Yeah, Parsec is great - I used it to parse some shading languages. I have though...

jrockway · on March 20, 2009

You could use a "smart" lexer that divides the incoming stream into functions (based on counting "{" and "}") and run Parsec separately on each function.

You can't really divide the stream without parsing it, due to things that change the meaning of "{" and "}", like /* and ".

miloshh · on March 20, 2009

Yeah, but in a way a lexer is a parser, just a simpler one (so you can write it from scratch, without a library like Parsec). Most lexers can deal with comments and string constants already, so you could extend it to do "{" and "}" as well...
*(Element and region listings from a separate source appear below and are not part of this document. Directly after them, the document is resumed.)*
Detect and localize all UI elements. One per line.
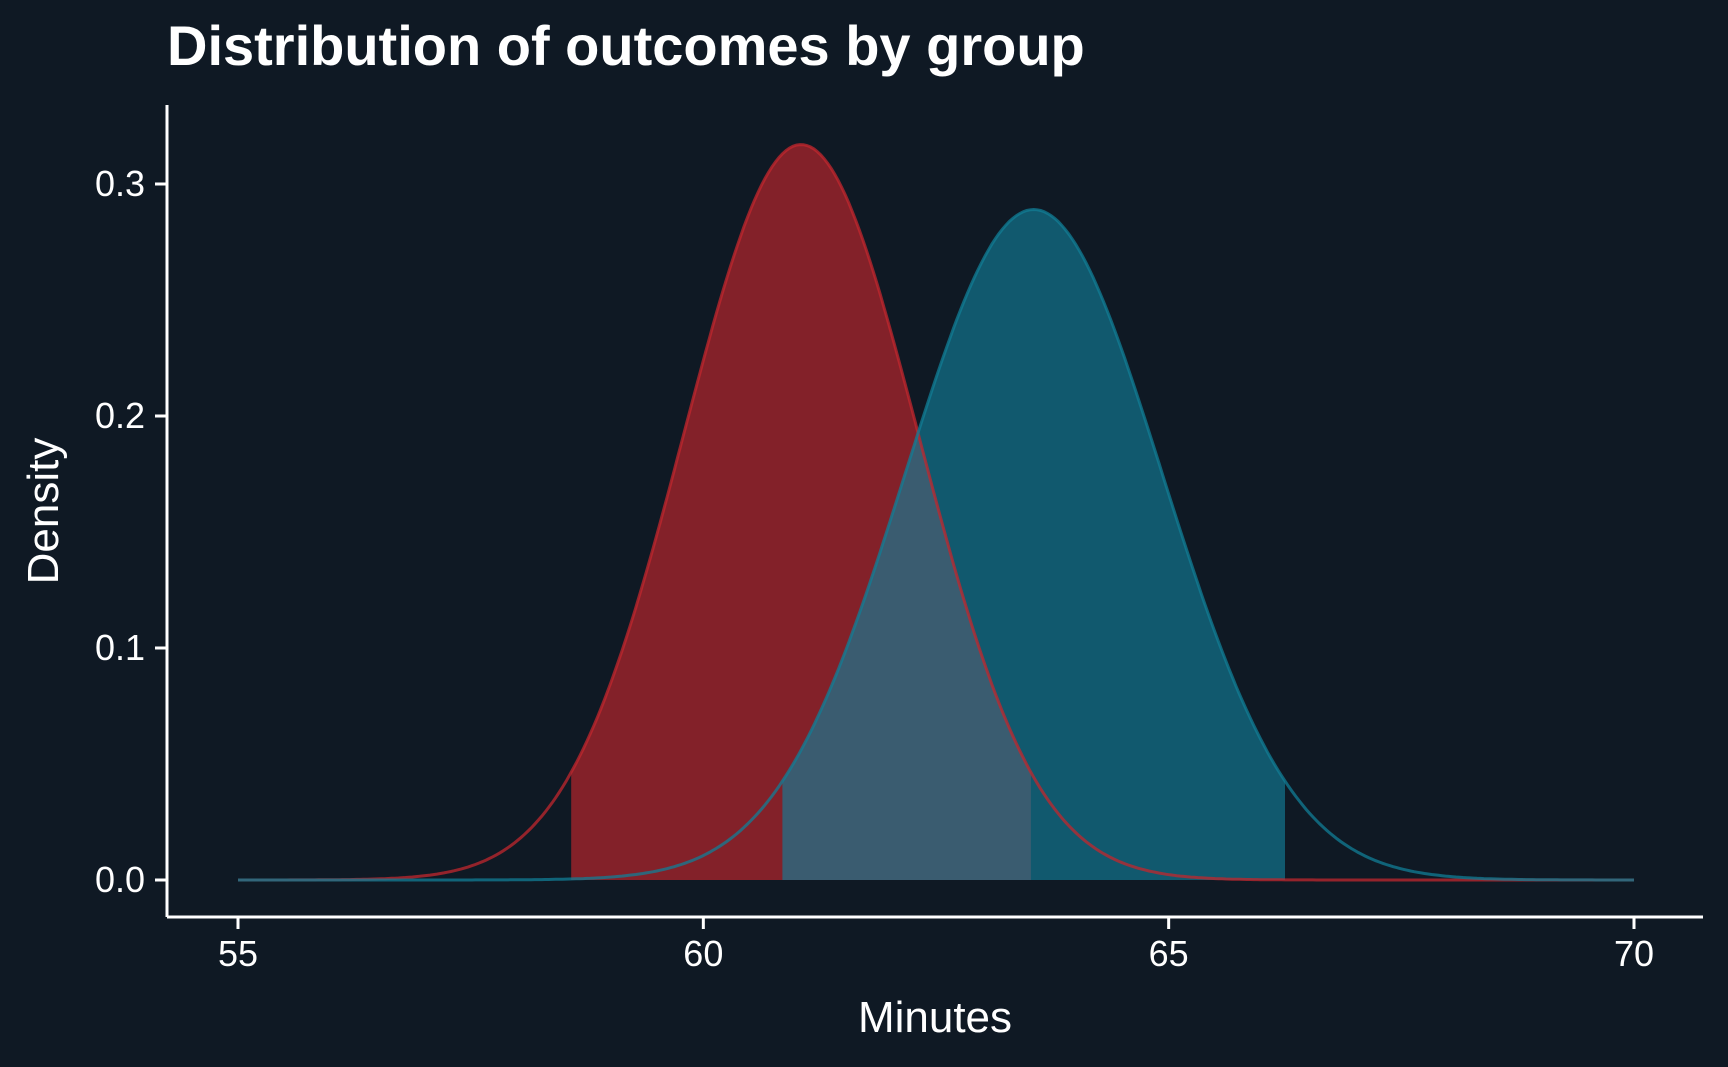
x-tick-label: 70 (1614, 933, 1654, 974)
series-2-shaded-area (782, 209, 1285, 880)
x-axis-ticks: 55 60 65 70 (218, 917, 1654, 974)
x-tick-label: 55 (218, 933, 258, 974)
shade-layer (571, 144, 1285, 881)
x-tick-label: 65 (1149, 933, 1189, 974)
plot-area (238, 143, 1634, 882)
y-tick-label: 0.0 (95, 859, 145, 900)
series-2-density-line (238, 207, 1634, 882)
chart-title: Distribution of outcomes by group (167, 14, 1085, 77)
series-1-density-line (238, 143, 1634, 882)
y-axis-ticks: 0.0 0.1 0.2 0.3 (95, 163, 167, 900)
curve-layer (238, 143, 1634, 882)
y-tick-label: 0.3 (95, 163, 145, 204)
y-tick-label: 0.2 (95, 395, 145, 436)
x-axis-label: Minutes (858, 993, 1012, 1042)
y-tick-label: 0.1 (95, 627, 145, 668)
x-tick-label: 60 (683, 933, 723, 974)
y-axis-label: Density (19, 438, 68, 585)
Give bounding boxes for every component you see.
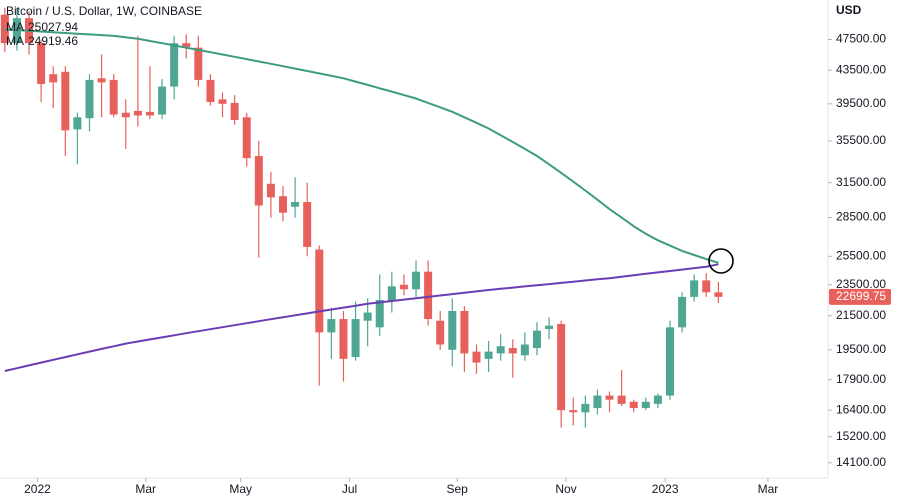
candle-body	[158, 86, 167, 115]
y-tick-label: 39500.00	[836, 96, 886, 110]
candle-body	[690, 280, 699, 297]
candle-body	[581, 403, 590, 413]
y-tick-label: 47500.00	[836, 32, 886, 46]
y-tick-label: 35500.00	[836, 133, 886, 147]
y-tick-label: 23500.00	[836, 277, 886, 291]
x-tick-label: Jul	[342, 482, 357, 496]
candle-body	[641, 401, 650, 409]
candle-body	[218, 99, 227, 104]
candle-body	[545, 325, 554, 330]
candle-body	[194, 47, 203, 80]
chart-title: Bitcoin / U.S. Dollar, 1W, COINBASE	[6, 4, 202, 18]
legend-name: MA	[6, 34, 24, 48]
candle-body	[315, 249, 324, 333]
candle-body	[605, 395, 614, 400]
candle-body	[254, 156, 263, 206]
x-tick-label: Nov	[555, 482, 576, 496]
candle-body	[170, 43, 179, 87]
candle-body	[121, 112, 130, 118]
candle-body	[508, 348, 517, 354]
candle-body	[424, 271, 433, 320]
candle-body	[678, 296, 687, 328]
candle-body	[387, 286, 396, 302]
candle-body	[37, 43, 46, 85]
y-tick-label: 19500.00	[836, 342, 886, 356]
y-tick-label: 43500.00	[836, 62, 886, 76]
candle-body	[436, 320, 445, 345]
candle-body	[351, 319, 360, 358]
x-tick-label: Mar	[135, 482, 156, 496]
x-tick-label: May	[229, 482, 252, 496]
candle-body	[291, 202, 300, 207]
legend-value: 24919.46	[28, 34, 78, 48]
ma-line	[4, 263, 719, 372]
plot-area	[0, 7, 723, 428]
last-price-label: 22699.75	[836, 289, 886, 303]
candle-body	[569, 410, 578, 413]
x-tick-label: 2022	[24, 482, 51, 496]
candle-body	[242, 117, 251, 159]
candle-body	[665, 327, 674, 396]
y-axis-unit: USD	[836, 3, 862, 17]
y-tick-label: 15200.00	[836, 429, 886, 443]
y-tick-label: 25500.00	[836, 248, 886, 262]
x-tick-label: 2023	[652, 482, 679, 496]
candle-body	[145, 111, 154, 116]
candle-body	[484, 351, 493, 359]
candle-body	[230, 102, 239, 121]
candle-body	[520, 344, 529, 356]
candle-body	[472, 351, 481, 363]
candle-body	[266, 183, 275, 198]
candle-body	[617, 395, 626, 404]
last-price-box	[829, 288, 891, 305]
x-tick-label: Sep	[446, 482, 468, 496]
x-tick-label: Mar	[758, 482, 779, 496]
candle-body	[61, 71, 70, 131]
candle-body	[714, 292, 723, 297]
y-tick-label: 28500.00	[836, 210, 886, 224]
y-tick-label: 21500.00	[836, 308, 886, 322]
y-tick-label: 17900.00	[836, 372, 886, 386]
candle-body	[375, 299, 384, 328]
candle-body	[109, 79, 118, 115]
candle-body	[206, 79, 215, 103]
highlight-circle	[708, 248, 734, 274]
candle-body	[278, 196, 287, 213]
candle-body	[133, 110, 142, 116]
candle-body	[629, 401, 638, 409]
candle-body	[97, 78, 106, 83]
candle-body	[448, 310, 457, 350]
candle-body	[593, 395, 602, 409]
candle-body	[49, 74, 58, 83]
candle-body	[702, 280, 711, 293]
candle-body	[532, 330, 541, 349]
candle-body	[182, 43, 191, 47]
y-tick-label: 16400.00	[836, 402, 886, 416]
candle-body	[412, 271, 421, 290]
y-tick-label: 14100.00	[836, 455, 886, 469]
ma-line	[4, 28, 719, 264]
candle-body	[557, 323, 566, 411]
candle-body	[653, 395, 662, 404]
legend-name: MA	[6, 20, 24, 34]
candle-body	[85, 79, 94, 119]
candle-body	[460, 310, 469, 354]
candle-body	[327, 319, 336, 333]
candle-body	[339, 319, 348, 359]
candle-body	[363, 312, 372, 321]
candle-body	[496, 346, 505, 354]
y-tick-label: 31500.00	[836, 175, 886, 189]
candle-body	[73, 117, 82, 130]
legend-value: 25027.94	[28, 20, 78, 34]
candle-body	[399, 284, 408, 290]
candle-body	[303, 202, 312, 247]
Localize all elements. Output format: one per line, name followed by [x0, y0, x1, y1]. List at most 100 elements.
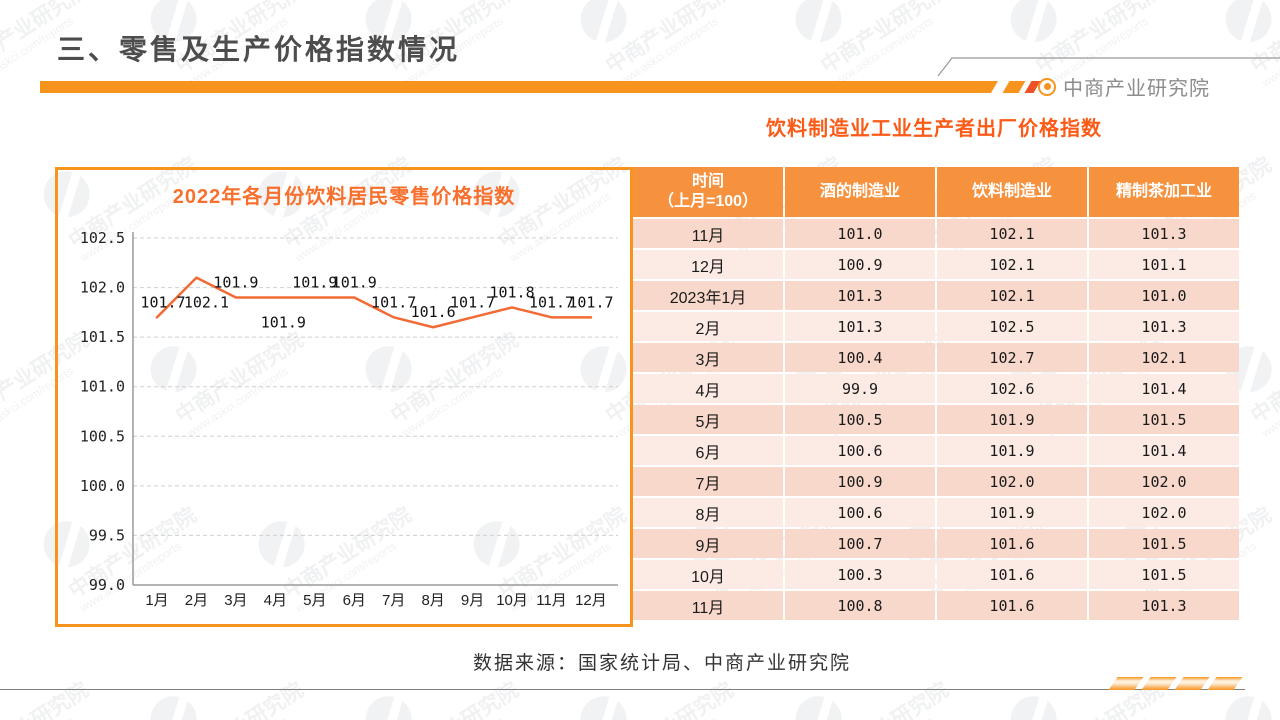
table-value-cell: 101.3 [785, 281, 935, 310]
table-value-cell: 101.5 [1089, 529, 1239, 558]
watermark-text: 中商产业研究院 [1244, 674, 1280, 720]
table-value-cell: 101.3 [785, 312, 935, 341]
table-time-cell: 11月 [633, 219, 783, 248]
target-circle-icon [1038, 77, 1056, 96]
x-axis-tick-label: 4月 [264, 592, 287, 609]
data-source-note: 数据来源：国家统计局、中商产业研究院 [472, 653, 851, 674]
table-time-cell: 6月 [633, 436, 783, 465]
watermark-url: www.askci.com/reports [615, 699, 745, 720]
table-time-cell: 7月 [633, 467, 783, 496]
watermark-logo-icon [1001, 0, 1066, 52]
x-axis-tick-label: 2月 [185, 592, 208, 609]
data-label: 101.9 [261, 313, 306, 331]
table-value-cell: 100.6 [785, 436, 935, 465]
data-label: 101.7 [450, 293, 495, 311]
producer-price-table: 时间 （上月=100） 酒的制造业 饮料制造业 精制茶加工业 11月 101.0 102.1 1… [633, 167, 1239, 620]
table-value-cell: 101.6 [937, 560, 1087, 589]
table-time-cell: 8月 [633, 498, 783, 527]
y-axis-tick-label: 102.0 [80, 279, 125, 297]
data-label: 101.7 [140, 293, 185, 311]
watermark-url: www.askci.com/reports [1045, 699, 1175, 720]
table-value-cell: 101.5 [1089, 405, 1239, 434]
chart-title: 2022年各月份饮料居民零售价格指数 [172, 186, 516, 208]
watermark-url: www.askci.com/reports [0, 699, 100, 720]
table-value-cell: 102.1 [1089, 343, 1239, 372]
table-value-cell: 102.1 [937, 219, 1087, 248]
watermark-logo-icon [786, 0, 851, 52]
watermark-text: 中商产业研究院 [814, 674, 954, 720]
data-label: 101.6 [411, 303, 456, 321]
watermark-logo-icon [141, 687, 206, 720]
table-value-cell: 102.7 [937, 343, 1087, 372]
table-value-cell: 101.6 [937, 591, 1087, 620]
table-value-cell: 101.0 [785, 219, 935, 248]
data-label: 101.9 [332, 273, 377, 291]
data-label: 101.7 [529, 293, 574, 311]
table-value-cell: 102.0 [1089, 498, 1239, 527]
x-axis-tick-label: 11月 [536, 592, 567, 609]
watermark-logo-icon [571, 687, 636, 720]
y-axis-tick-label: 100.0 [80, 477, 125, 495]
data-label: 101.8 [489, 283, 534, 301]
table-value-cell: 101.5 [1089, 560, 1239, 589]
table-value-cell: 100.5 [785, 405, 935, 434]
table-header-cell: 时间 （上月=100） [633, 167, 783, 217]
x-axis-tick-label: 3月 [224, 592, 247, 609]
table-time-cell: 2月 [633, 312, 783, 341]
watermark-text: 中商产业研究院 [599, 674, 739, 720]
table-value-cell: 101.4 [1089, 436, 1239, 465]
table-time-cell: 11月 [633, 591, 783, 620]
table-value-cell: 101.1 [1089, 250, 1239, 279]
retail-price-chart-panel: 102.5 102.0 101.5 101.0 100.5 100.0 99.5 99.0 1月… [55, 167, 633, 627]
watermark-logo-icon [786, 687, 851, 720]
y-axis-tick-label: 99.0 [89, 576, 125, 594]
title-accent-bar [40, 81, 998, 93]
data-label: 101.7 [568, 293, 613, 311]
data-label: 101.9 [213, 273, 258, 291]
watermark-text: 中商产业研究院 [1246, 328, 1280, 428]
y-axis-tick-label: 102.5 [80, 229, 125, 247]
table-header-cell: 酒的制造业 [785, 167, 935, 217]
x-axis-tick-label: 1月 [145, 592, 168, 609]
x-axis-tick-label: 7月 [382, 592, 405, 609]
table-value-cell: 102.6 [937, 374, 1087, 403]
table-time-cell: 5月 [633, 405, 783, 434]
table-time-cell: 12月 [633, 250, 783, 279]
y-axis-tick-label: 101.0 [80, 378, 125, 396]
table-value-cell: 101.0 [1089, 281, 1239, 310]
brand-logo-label: 中商产业研究院 [1063, 78, 1210, 100]
table-value-cell: 101.9 [937, 436, 1087, 465]
table-value-cell: 100.4 [785, 343, 935, 372]
table-time-cell: 2023年1月 [633, 281, 783, 310]
x-axis-tick-label: 8月 [421, 592, 444, 609]
table-value-cell: 102.0 [937, 467, 1087, 496]
table-value-cell: 101.4 [1089, 374, 1239, 403]
data-label: 101.7 [371, 293, 416, 311]
table-value-cell: 99.9 [785, 374, 935, 403]
table-value-cell: 101.6 [937, 529, 1087, 558]
table-header-cell: 精制茶加工业 [1089, 167, 1239, 217]
watermark-text: 中商产业研究院 [384, 674, 524, 720]
table-value-cell: 100.9 [785, 250, 935, 279]
table-value-cell: 101.3 [1089, 219, 1239, 248]
table-time-cell: 4月 [633, 374, 783, 403]
table-header-cell: 饮料制造业 [937, 167, 1087, 217]
footer-rule-line [0, 689, 1245, 690]
brand-logo: 中商产业研究院 [1038, 72, 1210, 101]
table-time-cell: 9月 [633, 529, 783, 558]
table-value-cell: 100.9 [785, 467, 935, 496]
price-index-line [155, 276, 593, 329]
y-axis-tick-label: 99.5 [89, 526, 125, 544]
watermark-url: www.askci.com/reports [1260, 699, 1280, 720]
x-axis-tick-label: 12月 [575, 592, 607, 609]
watermark-logo-icon [1216, 0, 1280, 52]
x-axis-tick-label: 6月 [343, 592, 366, 609]
watermark-text: 中商产业研究院 [169, 674, 309, 720]
page-title: 三、零售及生产价格指数情况 [57, 34, 461, 65]
table-value-cell: 100.8 [785, 591, 935, 620]
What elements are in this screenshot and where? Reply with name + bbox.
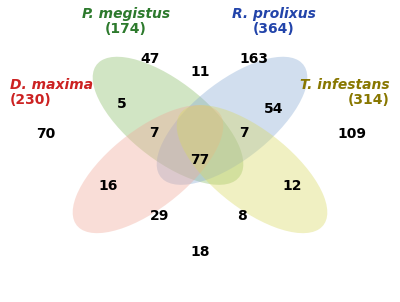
Text: (314): (314) [348,93,390,107]
Text: T. infestans: T. infestans [300,78,390,92]
Text: 8: 8 [237,209,247,223]
Ellipse shape [73,105,223,233]
Ellipse shape [93,57,243,185]
Text: 77: 77 [190,153,210,167]
Text: 109: 109 [338,127,366,141]
Ellipse shape [157,57,307,185]
Text: 70: 70 [36,127,56,141]
Text: 47: 47 [140,52,160,66]
Text: 5: 5 [117,97,127,111]
Text: (230): (230) [10,93,52,107]
Ellipse shape [177,105,327,233]
Text: 163: 163 [240,52,268,66]
Text: 54: 54 [264,102,284,116]
Text: (174): (174) [105,22,147,36]
Text: R. prolixus: R. prolixus [232,7,316,21]
Text: 11: 11 [190,66,210,79]
Text: (364): (364) [253,22,295,36]
Text: 16: 16 [98,179,118,193]
Text: D. maxima: D. maxima [10,78,93,92]
Text: 29: 29 [150,209,170,223]
Text: 12: 12 [282,179,302,193]
Text: 7: 7 [149,126,159,140]
Text: 7: 7 [239,126,249,140]
Text: 18: 18 [190,245,210,259]
Text: P. megistus: P. megistus [82,7,170,21]
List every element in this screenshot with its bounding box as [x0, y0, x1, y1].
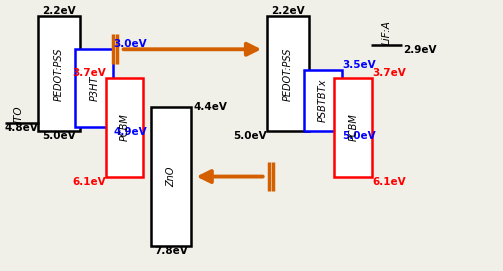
Text: 3.0eV: 3.0eV [113, 39, 147, 49]
Text: PSBTBTx: PSBTBTx [318, 79, 328, 122]
Text: 7.8eV: 7.8eV [154, 246, 188, 256]
Bar [267, 17, 309, 131]
Text: 2.9eV: 2.9eV [403, 45, 437, 55]
Bar [151, 107, 191, 246]
Text: 2.2eV: 2.2eV [272, 7, 305, 17]
Text: 2.2eV: 2.2eV [43, 7, 76, 17]
Text: P3HT: P3HT [90, 76, 99, 101]
Text: 6.1eV: 6.1eV [372, 177, 406, 186]
Text: PCBM: PCBM [120, 113, 129, 141]
Text: PEDOT:PSS: PEDOT:PSS [54, 47, 64, 101]
Text: LiF:A: LiF:A [381, 20, 391, 45]
Text: 4.8eV: 4.8eV [4, 123, 38, 133]
Text: 3.5eV: 3.5eV [342, 60, 376, 70]
Bar [334, 78, 372, 177]
Text: 3.7eV: 3.7eV [72, 68, 106, 78]
Text: 6.1eV: 6.1eV [72, 177, 106, 186]
Bar [304, 70, 342, 131]
Text: PCBM: PCBM [349, 113, 358, 141]
Text: PEDOT:PSS: PEDOT:PSS [283, 47, 293, 101]
Bar [38, 17, 80, 131]
Text: 4.4eV: 4.4eV [194, 102, 227, 112]
Text: ITO: ITO [14, 106, 24, 123]
Text: 5.0eV: 5.0eV [342, 131, 376, 141]
Text: 3.7eV: 3.7eV [372, 68, 406, 78]
Bar [106, 78, 143, 177]
Text: 5.0eV: 5.0eV [43, 131, 76, 141]
Bar [75, 49, 113, 127]
Text: ZnO: ZnO [166, 166, 176, 187]
Text: 5.0eV: 5.0eV [233, 131, 267, 141]
Text: 4.9eV: 4.9eV [113, 127, 147, 137]
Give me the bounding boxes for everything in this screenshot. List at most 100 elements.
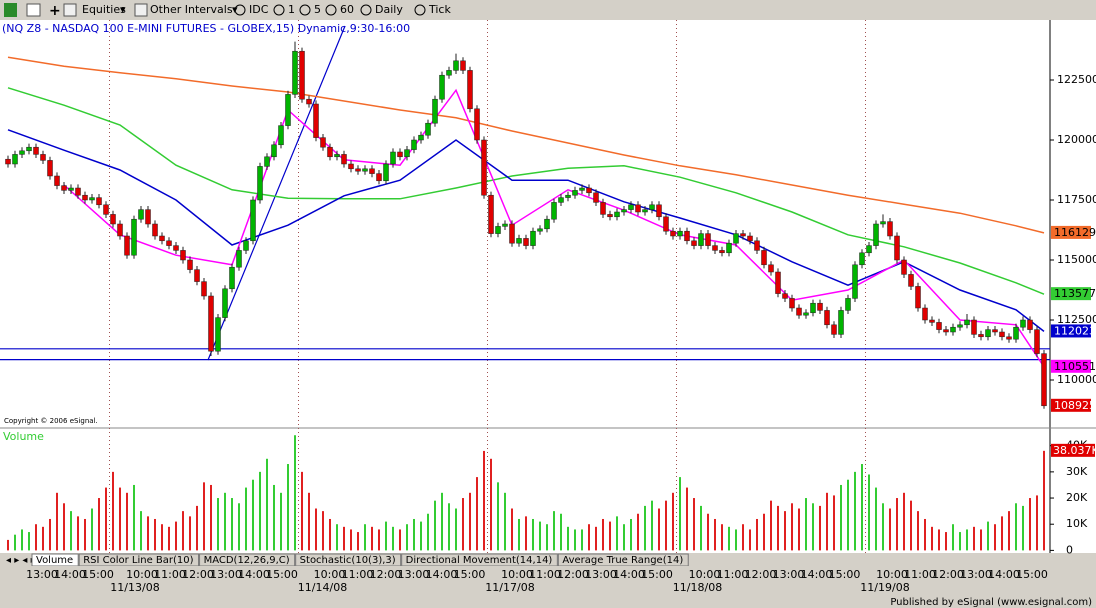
- candle-body: [964, 319, 970, 326]
- y-tick-label: 10K: [1066, 517, 1088, 530]
- volume-bar: [315, 508, 317, 551]
- candle-body: [243, 240, 249, 251]
- indicator-tab[interactable]: RSI Color Line Bar(10): [83, 555, 193, 566]
- volume-bar: [1008, 511, 1010, 551]
- volume-bar: [98, 498, 100, 551]
- candle-body: [383, 163, 389, 182]
- candle-body: [26, 146, 32, 152]
- volume-bar: [511, 508, 513, 551]
- volume-bar: [42, 526, 44, 551]
- x-tick-label: 11:00: [154, 568, 186, 581]
- day-dividers: [109, 20, 866, 553]
- candle-body: [999, 331, 1005, 338]
- indicator-tab[interactable]: Stochastic(10(3),3): [300, 555, 396, 566]
- candle-body: [740, 233, 746, 237]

jrockway · on March 20, 2009

You can still really only do this correctly if the input contains no errors. If you try to recover from errors, you risk generating errors that aren't actually errors (because the code is correct if you consider the erroneous part you skipped). I'm sure you've worked with compilers that generate multiple errors; sometimes you can trust all of the error messages, but most of the time, you fix the first error and the rest go away.

Parsing is hard.

a-priori · on March 20, 2009

The approach I tried taking (but couldn't get quite right, ran out of time and abandoned) was to create two new combinators, which I called "manyR" and "many1R". These behaved like Parsec's built-in "many" and "many1" combinators except that on failure they would print the error (using unsafePerformIO) and attempt recovery.

I really should try to get those working, because I think they would be useful additions to Parsec.